The strategy seeks to artificially replicate the effect of volcanoes
The strategy seeks to artificially replicate the effect of volcanoes.

Yet nowhere in the world did they go from simulation to experiment and, in case of doing so, another substance such as calcium carbonate should be used, since the sulfur in the stratosphere would damage the ozone layer.

Among the results of the study published this year in the prestigious scientific journal Frontiers, Camilloni highlighted that “Indeed, the temperature would drop between one and two degrees Celsius between 2021 and 2050the extremes of precipitation would decrease, but on average the rainfall would increase in the upper part of the Plata Basin and decrease downwards”.

What geoengineering would cause changes in the water cycle, the Paraná River in Posadas and Corrientes would have more flow, as would the Uruguay River in Salto Grande, so it would be necessary to evaluate how it would affect the hydroelectric dams in the region.

“One could think that more available water could be beneficial, but the maximum flows would tend to be more maximum and there the question is whether the dams are sized for higher flows”, warned the researcher.

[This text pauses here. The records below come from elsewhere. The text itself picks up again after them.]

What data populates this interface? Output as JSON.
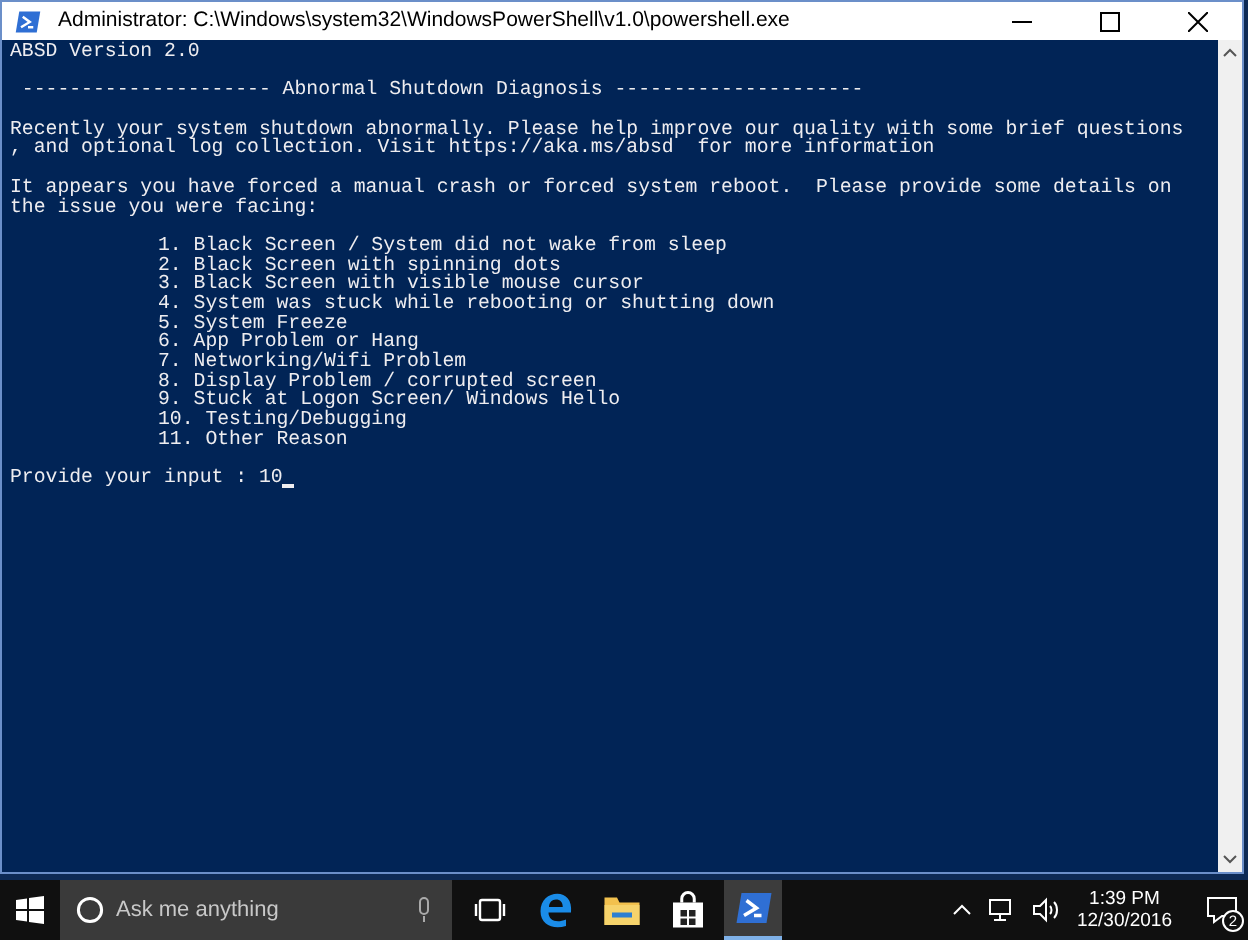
{
  "window": {
    "title": "Administrator: C:\\Windows\\system32\\WindowsPowerShell\\v1.0\\powershell.exe"
  },
  "console": {
    "version": "ABSD Version 2.0",
    "banner": " --------------------- Abnormal Shutdown Diagnosis ---------------------",
    "paragraphs": [
      [
        "Recently your system shutdown abnormally. Please help improve our quality with some brief questions",
        ", and optional log collection. Visit https://aka.ms/absd  for more information"
      ],
      [
        "It appears you have forced a manual crash or forced system reboot.  Please provide some details on",
        "the issue you were facing:"
      ]
    ],
    "options": [
      "1. Black Screen / System did not wake from sleep",
      "2. Black Screen with spinning dots",
      "3. Black Screen with visible mouse cursor",
      "4. System was stuck while rebooting or shutting down",
      "5. System Freeze",
      "6. App Problem or Hang",
      "7. Networking/Wifi Problem",
      "8. Display Problem / corrupted screen",
      "9. Stuck at Logon Screen/ Windows Hello",
      "10. Testing/Debugging",
      "11. Other Reason"
    ],
    "prompt": {
      "label": "Provide your input : ",
      "value": "10"
    }
  },
  "taskbar": {
    "search": {
      "placeholder": "Ask me anything"
    },
    "apps": [
      {
        "kind": "taskview",
        "selected": false
      },
      {
        "kind": "edge",
        "selected": false
      },
      {
        "kind": "explorer",
        "selected": false
      },
      {
        "kind": "store",
        "selected": false
      },
      {
        "kind": "powershell",
        "selected": true
      }
    ],
    "time": "1:39 PM",
    "date": "12/30/2016",
    "notifications": "2"
  }
}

consulted on whether it is ethical to deliberately modify the climatethe scientist assured: “It’s not ethical, but we’re already doing it. Climate change is a consequence of climate manipulation.”

“The ethics of geoengineering has to do with contrasting the risks that climate change is imposing on us versus the risks of thinking of this strategy as a temporary solution while we act on the root causes,” said Camilloni, who was recently incorporated to the World Commission on the Ethics of Scientific Knowledge and Technology of UNESCO.

And I add: “I think that the ethical discussion is now about seeing how we can avoid more of the human suffering that living with climate change implies.”

For Camilloni it is not about being for or against geoengineeringbut of “Continue research to understand what the risks are and if we can reduce them.”

He also pointed out that in developing countries like ours, it is necessary to “wake up the issue” because this technique would produce unequal effects in the different regions and would generate a “new climate” with winners and losers.

In this sense, the researcher stressed that before implementing these new technologies, a global agreement is necessary and stressed that “if Argentina has to decide at some point, let it be a decision informed by local science.”

And he concluded: “Hopefully this does not need to be used and the real causes of climate change can be addressed.”